This year we saw the first German military presence (always in the context of NATO) in a former Baltic Soviet republic since WWII: “German tanks and troops began arriving in Lithuania on Tuesday, the first entry of the German military into the former Baltic Soviet republic since its occupation by the Nazis during the Second World War. The German deployment is to include 450 troops and some 200 vehicles, including 30 tanks. In all, the NATO alliance has committed to moving four battalions, roughly 3,000 to 4,000 troops, to within striking distance of Russia in northeastern Europe as part of a permanent “rotating” deployment.”
Also, early this year “German Chancellor Angela Merkel has warned European Union leaders they cannot rely on the "eternal guarantee" of US support, as concerns continue to grow about incoming President Donald Trump's commitment to trans-Atlantic ties. Speaking to the press in Brussels as she received an honorary joint doctorate from Ghent and Louvain universities, Merkel said "traditional partners" could no longer be relied upon to "closely cooperate" with Europe on issues such as defense.”
The decline of the US-German relations has been exposed initially with the NSA interceptions scandal, yet, progressively, the big picture came on surface, revealing a transatlantic economic war between banking and corporate giants.
Merkel's statements could be considered an official declaration of Germany's deeper desire to become an autonomous power that will dominate in the European continent. It is obvious that Germany (i.e., German capital), will seek to take advantage both from Brexit and the Trump presidency.
Merkel knows that the economic domination is not adequate for a country to become a major power. It is also important to have a strong military presence in its “sphere of influence”, or, its financial/debt colonies, if you prefer. The German military presence in Lithuania is a first step towards this direction as the Baltic countries have already become German "satellites" in the economic field.
It seems that Germany moves forward to this next big step. RT reports:
The EU has moved a step closer towards having a joint military force by signing an agreement on a permanent command structure.
The agreement on PESCO, or Permanent Structured Cooperation, was signed in Brussels by 23 members of the 28-strong European Union on Monday.

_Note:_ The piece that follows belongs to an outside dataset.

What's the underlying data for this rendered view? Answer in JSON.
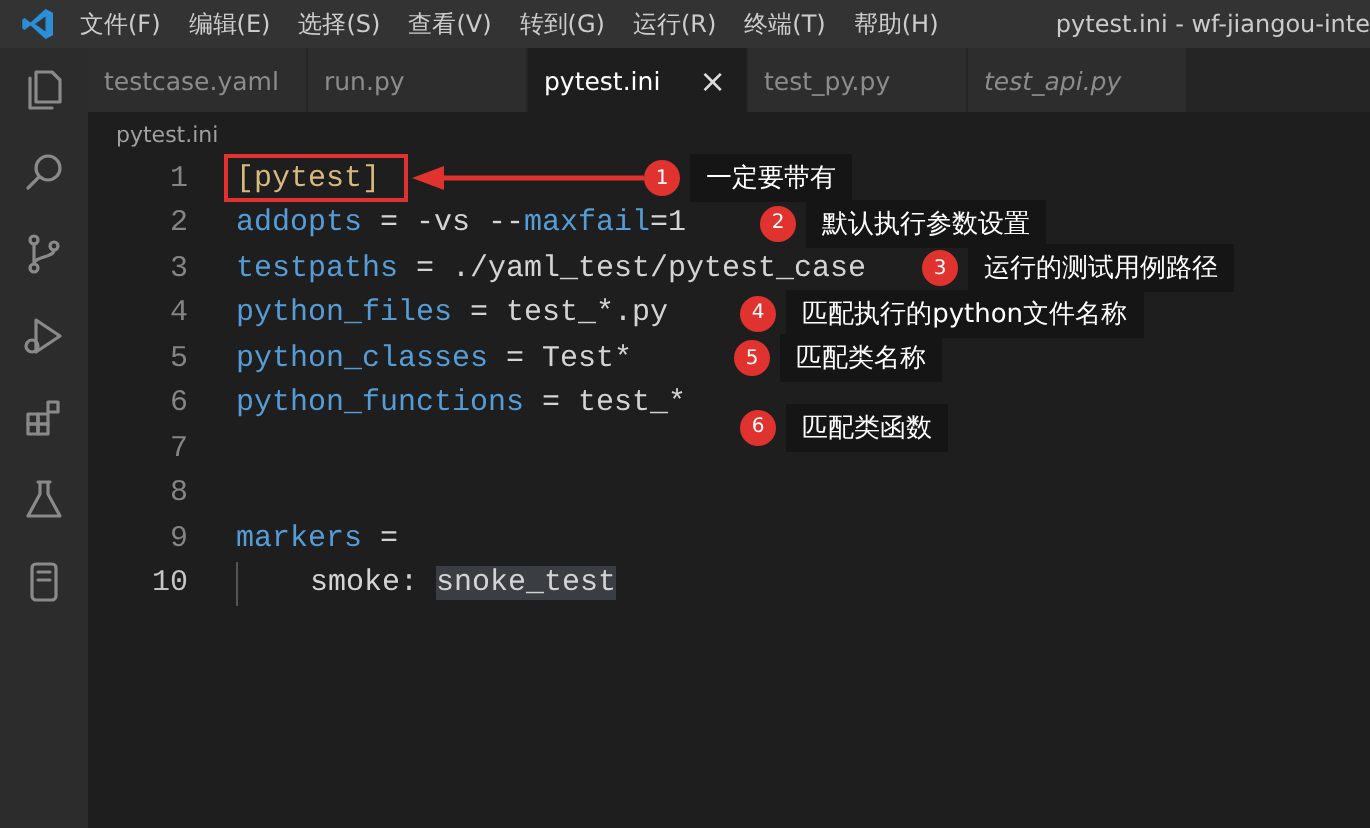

EU foreign policy chief Federica Mogherini supported the move, hailing it as an “historic moment.” Backed by a €5-billion ($6.5-billion) EU defense fund, PESCO “will enable member states to use the economy of scale of Europe and in this manner to fulfil the gap of output that we have.”

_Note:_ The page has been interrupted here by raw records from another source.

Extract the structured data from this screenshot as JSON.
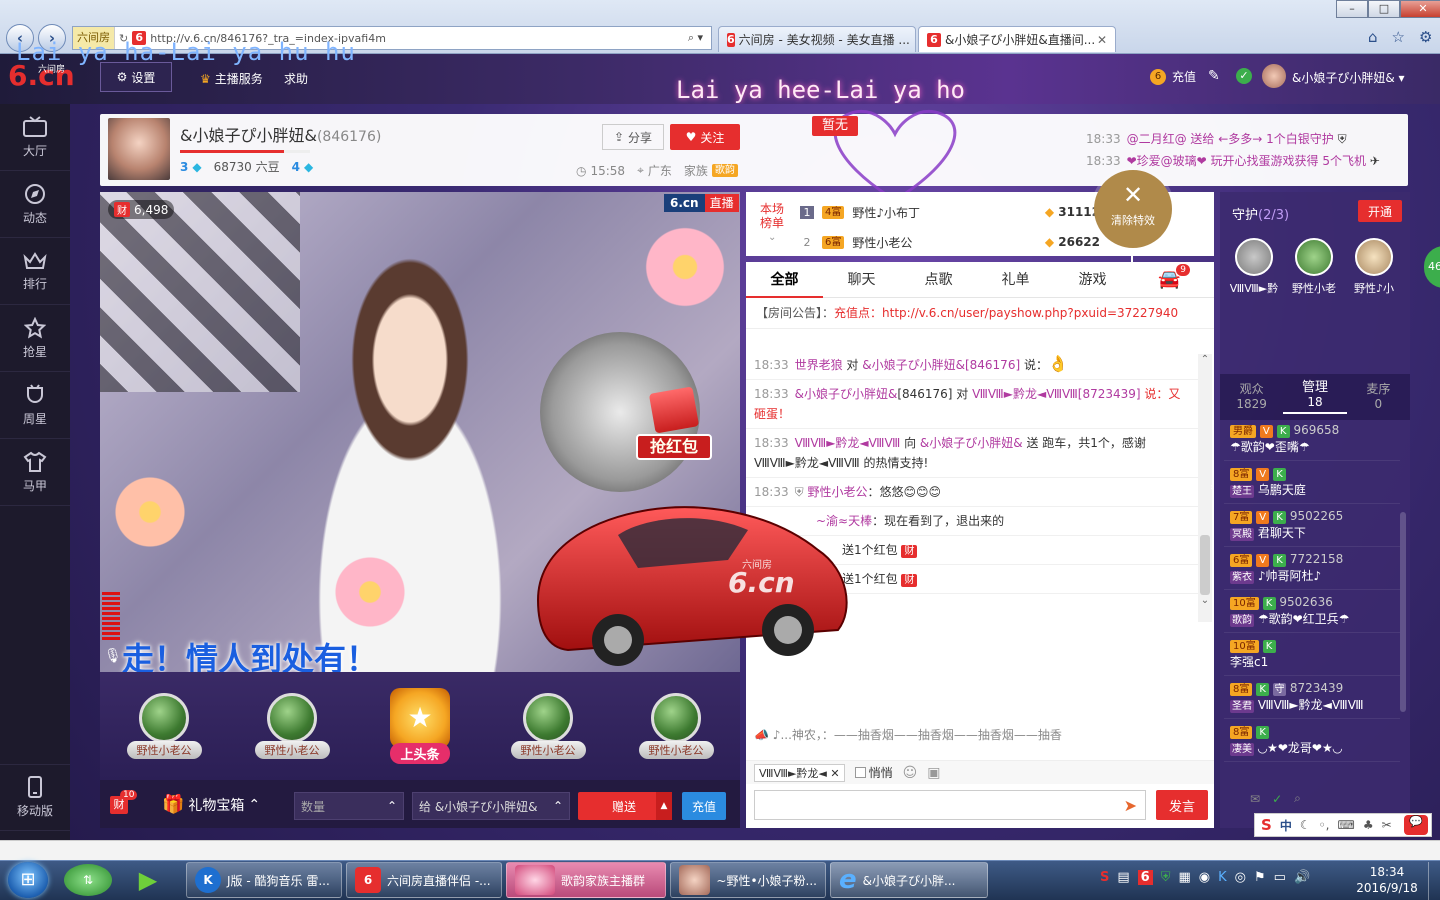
{
  "browser": {
    "address": "http://v.6.cn/846176?_tra_=index-ipvafi4m",
    "badge": "六间房",
    "tabs": [
      {
        "label": "六间房 - 美女视频 - 美女直播 ..."
      },
      {
        "label": "&小娘子ぴ小胖妞&直播间..."
      }
    ]
  },
  "lyrics": {
    "line1": "Lai ya ha-Lai ya hu hu",
    "line2": "Lai ya hee-Lai ya ho"
  },
  "site": {
    "logo_small": "六间房",
    "logo": "6.cn",
    "settings": "设置",
    "anchor_service": "主播服务",
    "help": "求助",
    "recharge": "充值",
    "user": "&小娘子ぴ小胖妞&"
  },
  "leftnav": [
    {
      "label": "大厅",
      "icon": "tv-icon"
    },
    {
      "label": "动态",
      "icon": "compass-icon"
    },
    {
      "label": "排行",
      "icon": "crown-icon"
    },
    {
      "label": "抢星",
      "icon": "star-icon"
    },
    {
      "label": "周星",
      "icon": "cup-icon"
    },
    {
      "label": "马甲",
      "icon": "shirt-icon"
    }
  ],
  "mobile": "移动版",
  "anchor": {
    "name": "&小娘子ぴ小胖妞&",
    "room": "(846176)",
    "level1": "3",
    "beans": "68730 六豆",
    "level2": "4",
    "share": "分享",
    "follow": "关注",
    "time": "15:58",
    "location": "广东",
    "family_label": "家族",
    "family": "歌韵",
    "headline": "暂无",
    "news": [
      {
        "time": "18:33",
        "text": "@二月红@ 送给 ←多多→ 1个白银守护"
      },
      {
        "time": "18:33",
        "text": "❤珍爱@玻璃❤ 玩开心找蛋游戏获得 5个飞机"
      }
    ]
  },
  "video": {
    "coins": "6,498",
    "logo": "6.cn",
    "live": "直播",
    "caption": "走！情人到处有！",
    "red_packet": "抢红包",
    "car_logo": "6.cn",
    "car_sub": "六间房"
  },
  "gifts": {
    "slots": [
      "野性小老公",
      "野性小老公",
      "上头条",
      "野性小老公",
      "野性小老公"
    ],
    "badge": "10",
    "gift_box": "礼物宝箱",
    "qty_placeholder": "数量",
    "to": "给 &小娘子ぴ小胖妞&",
    "send": "赠送",
    "recharge": "充值"
  },
  "rank": {
    "title": "本场榜单",
    "rows": [
      {
        "no": "1",
        "level": "4富",
        "name": "野性♪小布丁",
        "score": "31112"
      },
      {
        "no": "2",
        "level": "6富",
        "name": "野性小老公",
        "score": "26622"
      }
    ],
    "clear": "清除特效"
  },
  "chat": {
    "tabs": [
      "全部",
      "聊天",
      "点歌",
      "礼单",
      "游戏"
    ],
    "car_badge": "9",
    "notice_label": "【房间公告】：",
    "notice_pre": "充值点：",
    "notice_link": "http://v.6.cn/user/payshow.php?pxuid=37227940",
    "messages": [
      {
        "time": "18:33",
        "from": "世界老狼",
        "mid": " 对 ",
        "to": "&小娘子ぴ小胖妞&[846176]",
        "text": " 说："
      },
      {
        "time": "18:33",
        "from": "&小娘子ぴ小胖妞&",
        "mid": "[846176] 对 ",
        "to": "ⅧⅧ►黔龙◄ⅧⅧ[8723439]",
        "text": " 说：又砸蛋！"
      },
      {
        "time": "18:33",
        "from": "ⅧⅧ►黔龙◄ⅧⅧ",
        "mid": " 向 ",
        "to": "&小娘子ぴ小胖妞&",
        "text": " 送 跑车，共1个，感谢 ⅧⅧ►黔龙◄ⅧⅧ 的热情支持!"
      },
      {
        "time": "18:33",
        "from": "野性小老公",
        "mid": "",
        "to": "",
        "text": "：悠悠😊😊😊"
      },
      {
        "time": "",
        "from": "~渝≈天棒",
        "mid": "",
        "to": "",
        "text": "：现在看到了，退出来的"
      },
      {
        "time": "",
        "from": "",
        "mid": "",
        "to": "",
        "text": "送1个红包"
      },
      {
        "time": "",
        "from": "",
        "mid": "",
        "to": "",
        "text": "送1个红包"
      }
    ],
    "marquee": "♪...神农，：——抽香烟——抽香烟——抽香烟——抽香",
    "target": "ⅧⅧ►黔龙◄",
    "whisper": "悄悄",
    "send": "发言"
  },
  "right": {
    "guard_title": "守护",
    "guard_count": "(2/3)",
    "open": "开通",
    "guards": [
      "ⅧⅧ►黔",
      "野性小老",
      "野性♪小"
    ],
    "tabs": [
      {
        "label": "观众",
        "count": "1829"
      },
      {
        "label": "管理",
        "count": "18"
      },
      {
        "label": "麦序",
        "count": "0"
      }
    ],
    "users": [
      {
        "level": "男爵",
        "id": "969658",
        "name": "☂歌韵❤歪嘴☂",
        "fam": ""
      },
      {
        "level": "8富",
        "id": "",
        "name": "乌鹏天庭",
        "fam": "楚王"
      },
      {
        "level": "7富",
        "id": "9502265",
        "name": "君聊天下",
        "fam": "冥殿"
      },
      {
        "level": "6富",
        "id": "7722158",
        "name": "♪帅哥阿杜♪",
        "fam": "紫衣"
      },
      {
        "level": "10富",
        "id": "9502636",
        "name": "☂歌韵❤红卫兵☂",
        "fam": "歌韵"
      },
      {
        "level": "10富",
        "id": "",
        "name": "李强c1",
        "fam": ""
      },
      {
        "level": "8富",
        "id": "8723439",
        "name": "ⅧⅧ►黔龙◄ⅧⅧ",
        "fam": "圣君"
      },
      {
        "level": "8富",
        "id": "",
        "name": "◟◞★❤龙哥❤★◟◞",
        "fam": "凄美"
      }
    ],
    "side_badge": "46"
  },
  "taskbar": {
    "items": [
      "J版 - 酷狗音乐 雷...",
      "六间房直播伴侣 -...",
      "歌韵家族主播群",
      "~野性•小娘子粉...",
      "&小娘子ぴ小胖..."
    ],
    "time": "18:34",
    "date": "2016/9/18",
    "ime": "中"
  },
  "colors": {
    "accent": "#e62e2e",
    "purple": "#3a2a72",
    "magenta": "#b03aa0"
  }
}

The agreement will come into force in December, after which members will be legally bound to participate in projects under PESCO. Work on the pact started last year amid uncertainty over the UK’s decision to withdraw from the European Union, and US President Donald Trump’s continued criticism of European NATO members for failing to deliver on defense-spending commitments.
European heavyweights Germany and France are leading the effort to bring the EU closer to having a permanent joint armed force. The UK, which has been opposing a pan-European military force for decades, is not part of the agreement. Denmark, Ireland, Portugal, and Malta opted out; while Austria, not a member of NATO, agreed to join at the last moment.
According to Reuters, Germany and France were in disagreement over the future role for a joint European military force, with Paris advocating for a more exclusive and capable defense club with potential for overseas deployments. Berlin, which championed a more inclusive approach, apparently prevailed with its vision.
Under today's multi-polar and quite complex/unstable global geopolitical environment, where even the biggest powers seek alliances to prevail, it is certain that Germany does not have the specific weight to build its own 'empire' alone. The absolute commitment of its European partners is vital.
While Greece was the major victim of an economic war, the German capital used its economic power and control of the European Central Bank to impose unprecedented austerity, sado-monetarism and neoliberal destruction through silent financial coups in Ireland, Italy and Cyprus.
The next step is to build its own army to secure its economic conquests in the European debt colonies. The French will follow. The next big question is: will the refreshed Anglo-American axis accept losing the extremely critical European sphere of influence?